La Belgique a armé certains régimes arabes

Les Etats-Unis, la Russie et différents pays européens, dont la Belgique, ont livré beaucoup d’armes ces cinq dernières années à des régimes d’Afrique du Nord et au Proche-Orient, indique un rapport d’Amnesty International. Les livraisons belges étaient destinées à Bahreïn, à la Libye et à l’Egypte.

L’organisation de défense des droits de l’homme Amnesty International a étudié les livraisons d’armes aux pays arabes de ces dernières années et publié ses résultats dans un rapport à paraître ce mercredi.
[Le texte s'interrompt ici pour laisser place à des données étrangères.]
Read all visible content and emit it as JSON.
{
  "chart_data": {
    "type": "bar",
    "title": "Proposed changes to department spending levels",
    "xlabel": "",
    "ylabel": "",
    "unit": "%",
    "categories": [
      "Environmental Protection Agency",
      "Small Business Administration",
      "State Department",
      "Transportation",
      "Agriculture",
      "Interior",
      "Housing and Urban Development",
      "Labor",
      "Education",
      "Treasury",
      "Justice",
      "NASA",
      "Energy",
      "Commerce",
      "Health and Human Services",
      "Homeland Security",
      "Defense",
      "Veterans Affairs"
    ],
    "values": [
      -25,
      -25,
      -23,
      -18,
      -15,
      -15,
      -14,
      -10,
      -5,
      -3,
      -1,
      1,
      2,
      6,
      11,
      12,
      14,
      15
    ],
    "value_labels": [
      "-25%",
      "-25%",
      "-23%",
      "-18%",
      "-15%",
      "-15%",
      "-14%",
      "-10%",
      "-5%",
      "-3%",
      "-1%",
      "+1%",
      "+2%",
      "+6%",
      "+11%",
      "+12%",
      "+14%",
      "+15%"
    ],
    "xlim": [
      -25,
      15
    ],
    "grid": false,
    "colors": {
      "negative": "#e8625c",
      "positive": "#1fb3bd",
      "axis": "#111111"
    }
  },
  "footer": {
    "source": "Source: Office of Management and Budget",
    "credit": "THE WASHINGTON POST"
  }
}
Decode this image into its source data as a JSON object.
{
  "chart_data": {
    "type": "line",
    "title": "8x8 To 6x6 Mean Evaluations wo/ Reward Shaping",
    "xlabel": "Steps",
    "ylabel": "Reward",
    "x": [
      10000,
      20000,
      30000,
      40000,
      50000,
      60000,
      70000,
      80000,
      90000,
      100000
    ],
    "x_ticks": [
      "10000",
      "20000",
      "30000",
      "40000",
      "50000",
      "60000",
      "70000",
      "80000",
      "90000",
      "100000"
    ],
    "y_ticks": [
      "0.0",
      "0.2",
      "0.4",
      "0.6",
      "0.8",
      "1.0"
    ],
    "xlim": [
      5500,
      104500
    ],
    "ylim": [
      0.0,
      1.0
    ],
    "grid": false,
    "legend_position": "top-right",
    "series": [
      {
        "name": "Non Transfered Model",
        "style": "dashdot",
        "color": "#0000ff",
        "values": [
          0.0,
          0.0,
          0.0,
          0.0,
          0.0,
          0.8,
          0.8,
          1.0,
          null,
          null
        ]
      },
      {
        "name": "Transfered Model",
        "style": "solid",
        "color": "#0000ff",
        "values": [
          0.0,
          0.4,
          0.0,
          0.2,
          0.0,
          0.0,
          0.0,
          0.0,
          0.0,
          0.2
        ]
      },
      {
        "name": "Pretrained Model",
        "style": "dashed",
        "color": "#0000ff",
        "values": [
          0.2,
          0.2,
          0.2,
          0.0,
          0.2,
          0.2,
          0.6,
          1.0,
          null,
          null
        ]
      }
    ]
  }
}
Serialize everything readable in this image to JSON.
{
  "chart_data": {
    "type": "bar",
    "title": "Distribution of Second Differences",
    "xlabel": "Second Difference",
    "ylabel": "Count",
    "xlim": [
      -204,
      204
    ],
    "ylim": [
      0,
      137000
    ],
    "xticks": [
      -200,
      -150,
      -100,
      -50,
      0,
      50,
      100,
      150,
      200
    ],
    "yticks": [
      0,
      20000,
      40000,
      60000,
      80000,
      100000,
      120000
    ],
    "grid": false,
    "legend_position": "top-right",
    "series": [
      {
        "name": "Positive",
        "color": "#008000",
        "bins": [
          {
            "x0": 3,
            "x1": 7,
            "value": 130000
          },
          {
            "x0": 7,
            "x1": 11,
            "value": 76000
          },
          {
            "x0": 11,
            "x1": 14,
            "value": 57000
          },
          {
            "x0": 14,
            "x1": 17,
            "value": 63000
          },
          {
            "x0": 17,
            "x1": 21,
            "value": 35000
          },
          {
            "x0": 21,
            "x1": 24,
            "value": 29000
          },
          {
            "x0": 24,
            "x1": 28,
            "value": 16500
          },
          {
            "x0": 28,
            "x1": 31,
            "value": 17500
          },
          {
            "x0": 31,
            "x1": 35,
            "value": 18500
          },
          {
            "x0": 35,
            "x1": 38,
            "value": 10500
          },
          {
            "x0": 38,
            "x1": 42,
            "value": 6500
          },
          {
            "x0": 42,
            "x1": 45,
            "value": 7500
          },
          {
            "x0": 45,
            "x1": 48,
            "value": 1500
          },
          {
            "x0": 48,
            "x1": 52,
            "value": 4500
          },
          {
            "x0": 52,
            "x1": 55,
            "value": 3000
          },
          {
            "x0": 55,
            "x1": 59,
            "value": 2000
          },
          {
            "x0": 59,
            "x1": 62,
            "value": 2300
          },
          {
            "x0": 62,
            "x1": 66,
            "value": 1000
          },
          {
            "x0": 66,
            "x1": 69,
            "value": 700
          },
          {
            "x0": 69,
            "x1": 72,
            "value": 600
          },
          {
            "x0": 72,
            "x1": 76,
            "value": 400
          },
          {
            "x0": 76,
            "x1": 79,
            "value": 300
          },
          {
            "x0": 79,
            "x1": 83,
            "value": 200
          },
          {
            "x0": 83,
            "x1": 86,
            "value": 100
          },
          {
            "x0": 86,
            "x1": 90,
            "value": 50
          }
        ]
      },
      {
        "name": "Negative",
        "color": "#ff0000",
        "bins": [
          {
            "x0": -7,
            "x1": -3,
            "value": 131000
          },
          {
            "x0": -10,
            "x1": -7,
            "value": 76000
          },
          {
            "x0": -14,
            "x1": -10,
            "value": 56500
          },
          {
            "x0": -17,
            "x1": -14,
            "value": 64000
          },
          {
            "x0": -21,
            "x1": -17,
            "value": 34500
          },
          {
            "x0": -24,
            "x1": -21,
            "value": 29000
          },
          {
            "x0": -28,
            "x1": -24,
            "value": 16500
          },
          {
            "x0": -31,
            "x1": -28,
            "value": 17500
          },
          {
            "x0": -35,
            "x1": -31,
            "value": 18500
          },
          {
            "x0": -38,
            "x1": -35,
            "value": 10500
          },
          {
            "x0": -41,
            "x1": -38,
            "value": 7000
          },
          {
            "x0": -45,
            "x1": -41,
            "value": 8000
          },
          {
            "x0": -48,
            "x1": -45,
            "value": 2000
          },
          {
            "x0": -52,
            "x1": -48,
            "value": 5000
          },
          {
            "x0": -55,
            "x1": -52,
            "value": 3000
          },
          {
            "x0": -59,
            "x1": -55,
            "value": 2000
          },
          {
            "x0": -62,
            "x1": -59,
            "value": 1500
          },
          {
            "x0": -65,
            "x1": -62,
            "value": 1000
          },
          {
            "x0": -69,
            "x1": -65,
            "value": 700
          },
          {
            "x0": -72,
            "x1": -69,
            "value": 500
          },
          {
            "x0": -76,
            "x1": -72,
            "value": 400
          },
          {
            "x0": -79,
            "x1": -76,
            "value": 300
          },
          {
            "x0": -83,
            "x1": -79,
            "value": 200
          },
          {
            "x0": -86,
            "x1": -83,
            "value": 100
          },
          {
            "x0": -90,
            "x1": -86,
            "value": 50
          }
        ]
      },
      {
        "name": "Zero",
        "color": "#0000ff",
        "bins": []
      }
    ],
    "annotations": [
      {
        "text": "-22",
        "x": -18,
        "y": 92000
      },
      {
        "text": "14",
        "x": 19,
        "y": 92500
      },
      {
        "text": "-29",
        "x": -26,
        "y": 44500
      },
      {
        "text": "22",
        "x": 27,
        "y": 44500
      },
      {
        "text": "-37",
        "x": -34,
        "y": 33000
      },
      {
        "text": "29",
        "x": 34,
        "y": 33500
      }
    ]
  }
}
Cette année, la Russie, les Etats-Unis et quelques pays européens ont livré de grandes quantités d’armes aux dictatures en Syrie, au Yémen, à Bahreïn, en Egypte et en Libye.

Amnesty International pointe la Belgique comme étant l'un des pays ayant fourni d'importantes quantités d'armes aux régimes arabes avant les révoltes du "printemps arabe".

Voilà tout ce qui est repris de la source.